Awal bulan ini, Erdogan mengangkat masalah tawaran keanggotaan UE saat dia setuju untuk memberikan lampu hijau untuk aplikasi NATO Swedia setelah menentangnya selama lebih dari setahun. Ankara telah menggunakan hak vetonya, menuntut agar Stockholm berbuat lebih banyak untuk menindak apa yang disebutnya sebagai “organisasi teroris” pro-Kurdi yang berlindung di Swedia.
Presiden Turki berargumen bahwa negaranya telah menunggu sekitar setengah abad di pintu UE, menambahkan bahwa sebagian besar anggota NATO juga anggota UE. Dia meminta Brussel untuk membuka jalan bagi Turki, menambahkan bahwa Ankara kemudian akan membuka jalan bagi Swedia untuk bergabung dengan blok militer pimpinan AS.
Juru bicara Komisi Eropa Peter Stano kemudian mengatakan kepada outlet media Izvestiya Rusia bahwa aksesi Turki ke UE kemungkinan akan memakan waktu “bertahun-tahun” dan tidak mungkin bergabung dengan blok tersebut tahun depan.
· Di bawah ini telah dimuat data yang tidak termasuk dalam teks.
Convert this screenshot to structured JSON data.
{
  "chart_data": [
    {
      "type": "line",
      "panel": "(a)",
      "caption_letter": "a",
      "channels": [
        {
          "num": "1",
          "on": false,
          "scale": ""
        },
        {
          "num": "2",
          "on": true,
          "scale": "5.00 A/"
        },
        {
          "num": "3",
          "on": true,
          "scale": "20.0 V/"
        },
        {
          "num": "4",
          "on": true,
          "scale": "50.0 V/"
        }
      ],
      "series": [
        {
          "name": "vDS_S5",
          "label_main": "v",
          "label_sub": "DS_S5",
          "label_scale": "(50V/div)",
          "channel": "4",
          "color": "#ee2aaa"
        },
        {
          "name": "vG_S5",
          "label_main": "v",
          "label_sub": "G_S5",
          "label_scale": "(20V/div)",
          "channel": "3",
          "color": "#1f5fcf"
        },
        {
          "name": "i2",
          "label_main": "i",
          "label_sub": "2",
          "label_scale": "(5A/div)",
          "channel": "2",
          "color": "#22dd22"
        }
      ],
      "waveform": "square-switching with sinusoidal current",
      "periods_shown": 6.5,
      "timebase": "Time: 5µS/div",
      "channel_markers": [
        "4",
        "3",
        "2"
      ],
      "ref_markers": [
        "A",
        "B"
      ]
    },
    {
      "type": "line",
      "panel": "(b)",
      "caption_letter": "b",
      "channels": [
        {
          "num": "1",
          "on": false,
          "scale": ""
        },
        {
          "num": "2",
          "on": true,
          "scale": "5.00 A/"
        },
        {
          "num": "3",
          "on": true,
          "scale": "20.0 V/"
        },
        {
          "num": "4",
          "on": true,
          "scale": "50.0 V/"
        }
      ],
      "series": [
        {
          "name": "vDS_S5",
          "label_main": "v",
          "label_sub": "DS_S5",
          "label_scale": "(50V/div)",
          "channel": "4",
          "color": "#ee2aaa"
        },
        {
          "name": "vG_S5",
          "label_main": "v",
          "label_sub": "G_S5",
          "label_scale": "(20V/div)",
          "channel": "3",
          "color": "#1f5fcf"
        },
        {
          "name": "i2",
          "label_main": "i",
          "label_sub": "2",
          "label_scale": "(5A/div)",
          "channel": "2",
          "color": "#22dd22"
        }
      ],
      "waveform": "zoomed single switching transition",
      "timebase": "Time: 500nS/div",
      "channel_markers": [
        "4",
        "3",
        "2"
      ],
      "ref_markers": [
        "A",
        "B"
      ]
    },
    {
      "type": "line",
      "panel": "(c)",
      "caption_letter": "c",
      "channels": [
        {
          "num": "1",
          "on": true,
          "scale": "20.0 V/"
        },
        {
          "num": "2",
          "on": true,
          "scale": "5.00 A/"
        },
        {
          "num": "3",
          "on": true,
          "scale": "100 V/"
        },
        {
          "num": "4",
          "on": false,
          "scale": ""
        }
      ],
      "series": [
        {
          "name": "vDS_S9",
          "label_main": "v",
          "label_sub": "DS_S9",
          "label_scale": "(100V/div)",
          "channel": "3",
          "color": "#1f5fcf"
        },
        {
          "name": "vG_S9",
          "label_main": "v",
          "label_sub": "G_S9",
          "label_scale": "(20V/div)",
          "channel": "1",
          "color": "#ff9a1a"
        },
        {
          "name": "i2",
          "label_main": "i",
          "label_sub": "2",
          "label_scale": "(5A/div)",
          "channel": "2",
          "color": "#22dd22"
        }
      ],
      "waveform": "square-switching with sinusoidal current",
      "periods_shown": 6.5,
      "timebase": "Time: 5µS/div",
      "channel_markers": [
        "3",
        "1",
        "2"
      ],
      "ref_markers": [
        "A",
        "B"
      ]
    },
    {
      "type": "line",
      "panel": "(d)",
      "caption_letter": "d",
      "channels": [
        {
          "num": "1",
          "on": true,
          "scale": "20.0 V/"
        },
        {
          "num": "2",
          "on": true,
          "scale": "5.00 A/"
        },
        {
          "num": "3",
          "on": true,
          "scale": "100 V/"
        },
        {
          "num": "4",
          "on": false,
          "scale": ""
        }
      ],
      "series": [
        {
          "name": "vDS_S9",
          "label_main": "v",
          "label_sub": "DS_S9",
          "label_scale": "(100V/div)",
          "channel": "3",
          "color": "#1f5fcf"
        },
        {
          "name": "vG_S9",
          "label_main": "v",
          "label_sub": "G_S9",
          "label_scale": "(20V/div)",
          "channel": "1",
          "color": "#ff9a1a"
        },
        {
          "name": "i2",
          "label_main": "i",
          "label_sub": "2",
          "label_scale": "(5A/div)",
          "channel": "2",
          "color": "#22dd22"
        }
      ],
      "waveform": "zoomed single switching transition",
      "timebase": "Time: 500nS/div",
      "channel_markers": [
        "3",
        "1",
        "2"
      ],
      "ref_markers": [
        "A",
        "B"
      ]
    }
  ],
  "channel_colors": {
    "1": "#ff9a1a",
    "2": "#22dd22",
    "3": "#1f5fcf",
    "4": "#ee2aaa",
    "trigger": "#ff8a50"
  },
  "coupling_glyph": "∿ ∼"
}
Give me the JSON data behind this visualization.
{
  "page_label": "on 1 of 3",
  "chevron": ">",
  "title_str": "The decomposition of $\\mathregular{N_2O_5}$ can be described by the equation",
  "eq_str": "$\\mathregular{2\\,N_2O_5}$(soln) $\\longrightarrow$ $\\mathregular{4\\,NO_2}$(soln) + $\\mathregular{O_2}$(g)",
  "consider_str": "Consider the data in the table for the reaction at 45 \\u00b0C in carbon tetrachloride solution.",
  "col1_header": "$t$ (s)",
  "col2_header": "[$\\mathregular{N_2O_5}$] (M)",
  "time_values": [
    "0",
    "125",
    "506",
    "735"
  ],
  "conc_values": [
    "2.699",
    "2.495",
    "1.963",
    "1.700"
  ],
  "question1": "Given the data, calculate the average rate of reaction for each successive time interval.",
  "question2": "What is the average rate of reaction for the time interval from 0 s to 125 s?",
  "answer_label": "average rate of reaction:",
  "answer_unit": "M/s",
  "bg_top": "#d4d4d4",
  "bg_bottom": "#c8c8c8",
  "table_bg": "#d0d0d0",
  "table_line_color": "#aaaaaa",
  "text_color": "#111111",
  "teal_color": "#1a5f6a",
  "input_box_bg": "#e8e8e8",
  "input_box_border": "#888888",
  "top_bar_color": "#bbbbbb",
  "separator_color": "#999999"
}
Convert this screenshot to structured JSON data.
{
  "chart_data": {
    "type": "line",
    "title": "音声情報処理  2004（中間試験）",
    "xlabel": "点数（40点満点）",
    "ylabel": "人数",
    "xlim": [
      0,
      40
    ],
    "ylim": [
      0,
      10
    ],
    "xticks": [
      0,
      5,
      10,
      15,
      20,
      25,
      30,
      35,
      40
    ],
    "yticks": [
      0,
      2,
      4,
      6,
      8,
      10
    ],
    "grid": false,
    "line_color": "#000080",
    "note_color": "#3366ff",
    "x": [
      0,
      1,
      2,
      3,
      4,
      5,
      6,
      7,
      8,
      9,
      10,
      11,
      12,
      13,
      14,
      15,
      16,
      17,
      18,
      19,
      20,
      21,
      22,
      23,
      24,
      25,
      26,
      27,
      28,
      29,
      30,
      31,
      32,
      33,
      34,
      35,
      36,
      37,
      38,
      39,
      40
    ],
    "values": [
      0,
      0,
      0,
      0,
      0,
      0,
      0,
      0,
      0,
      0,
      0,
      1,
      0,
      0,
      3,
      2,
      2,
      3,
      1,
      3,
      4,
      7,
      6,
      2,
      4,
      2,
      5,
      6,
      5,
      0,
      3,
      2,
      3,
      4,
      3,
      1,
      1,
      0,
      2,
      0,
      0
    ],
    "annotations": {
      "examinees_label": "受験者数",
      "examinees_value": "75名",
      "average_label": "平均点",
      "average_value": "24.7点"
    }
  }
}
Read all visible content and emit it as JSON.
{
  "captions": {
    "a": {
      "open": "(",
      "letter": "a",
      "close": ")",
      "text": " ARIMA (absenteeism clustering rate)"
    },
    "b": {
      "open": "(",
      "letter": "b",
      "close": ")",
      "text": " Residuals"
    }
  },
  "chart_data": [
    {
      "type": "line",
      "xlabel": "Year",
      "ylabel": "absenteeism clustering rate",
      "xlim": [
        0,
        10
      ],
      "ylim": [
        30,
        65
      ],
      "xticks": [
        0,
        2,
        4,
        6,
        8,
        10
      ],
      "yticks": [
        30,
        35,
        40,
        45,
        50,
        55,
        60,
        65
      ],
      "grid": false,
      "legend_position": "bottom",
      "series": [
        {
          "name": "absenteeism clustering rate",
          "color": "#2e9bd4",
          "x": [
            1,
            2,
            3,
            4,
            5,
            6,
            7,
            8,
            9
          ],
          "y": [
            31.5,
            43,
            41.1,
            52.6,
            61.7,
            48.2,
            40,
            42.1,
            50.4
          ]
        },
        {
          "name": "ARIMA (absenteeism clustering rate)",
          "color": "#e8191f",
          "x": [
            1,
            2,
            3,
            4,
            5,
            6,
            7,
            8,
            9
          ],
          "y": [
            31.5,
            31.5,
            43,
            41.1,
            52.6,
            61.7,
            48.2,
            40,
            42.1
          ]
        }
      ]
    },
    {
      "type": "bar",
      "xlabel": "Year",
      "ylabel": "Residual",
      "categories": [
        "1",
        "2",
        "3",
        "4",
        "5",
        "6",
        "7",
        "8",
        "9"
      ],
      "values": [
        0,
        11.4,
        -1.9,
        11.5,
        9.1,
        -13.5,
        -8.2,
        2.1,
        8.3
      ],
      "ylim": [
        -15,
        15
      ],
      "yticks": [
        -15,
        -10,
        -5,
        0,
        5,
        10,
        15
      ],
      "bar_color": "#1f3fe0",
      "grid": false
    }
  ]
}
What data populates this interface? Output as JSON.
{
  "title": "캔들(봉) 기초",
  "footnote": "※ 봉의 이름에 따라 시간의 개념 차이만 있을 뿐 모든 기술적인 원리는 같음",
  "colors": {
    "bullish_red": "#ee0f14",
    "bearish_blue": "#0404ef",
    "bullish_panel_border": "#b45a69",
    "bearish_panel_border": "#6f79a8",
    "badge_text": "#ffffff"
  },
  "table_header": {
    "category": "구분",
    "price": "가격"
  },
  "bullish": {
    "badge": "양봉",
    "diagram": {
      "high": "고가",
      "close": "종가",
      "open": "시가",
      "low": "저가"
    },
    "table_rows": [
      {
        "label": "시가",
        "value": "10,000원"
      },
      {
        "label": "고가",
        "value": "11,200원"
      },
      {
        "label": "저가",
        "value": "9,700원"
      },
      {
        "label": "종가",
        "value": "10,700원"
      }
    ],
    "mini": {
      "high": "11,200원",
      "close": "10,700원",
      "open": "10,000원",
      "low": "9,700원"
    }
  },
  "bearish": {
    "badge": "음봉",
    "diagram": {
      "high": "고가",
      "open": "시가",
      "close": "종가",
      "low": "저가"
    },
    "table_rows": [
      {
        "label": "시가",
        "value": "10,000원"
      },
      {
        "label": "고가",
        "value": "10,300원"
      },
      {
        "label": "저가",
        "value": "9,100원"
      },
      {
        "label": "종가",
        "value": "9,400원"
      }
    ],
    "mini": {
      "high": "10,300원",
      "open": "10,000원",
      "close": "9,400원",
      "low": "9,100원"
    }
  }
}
Dia juga menunjukkan fakta bahwa Ankara pertama-tama harus memenuhi “semua kriteria yang diperlukan, termasuk hak asasi manusia dan kebebasan politik.”
Rusia memperingatkan Turki untuk tidak mengharapkan aksesi yang cepat. “Tidak ada yang ingin melihat Turki di Eropa. Saya mengacu pada orang Eropa,” kata juru bicara Kremlin Dmitry Peskov awal bulan ini.
Turki melamar keanggotaan UE pada tahun 1987 dan diakui sebagai negara kandidat 12 tahun kemudian. Pembicaraan aksesi yang berlangsung pada tahun 2005 telah dibekukan secara efektif sejak tahun 2016.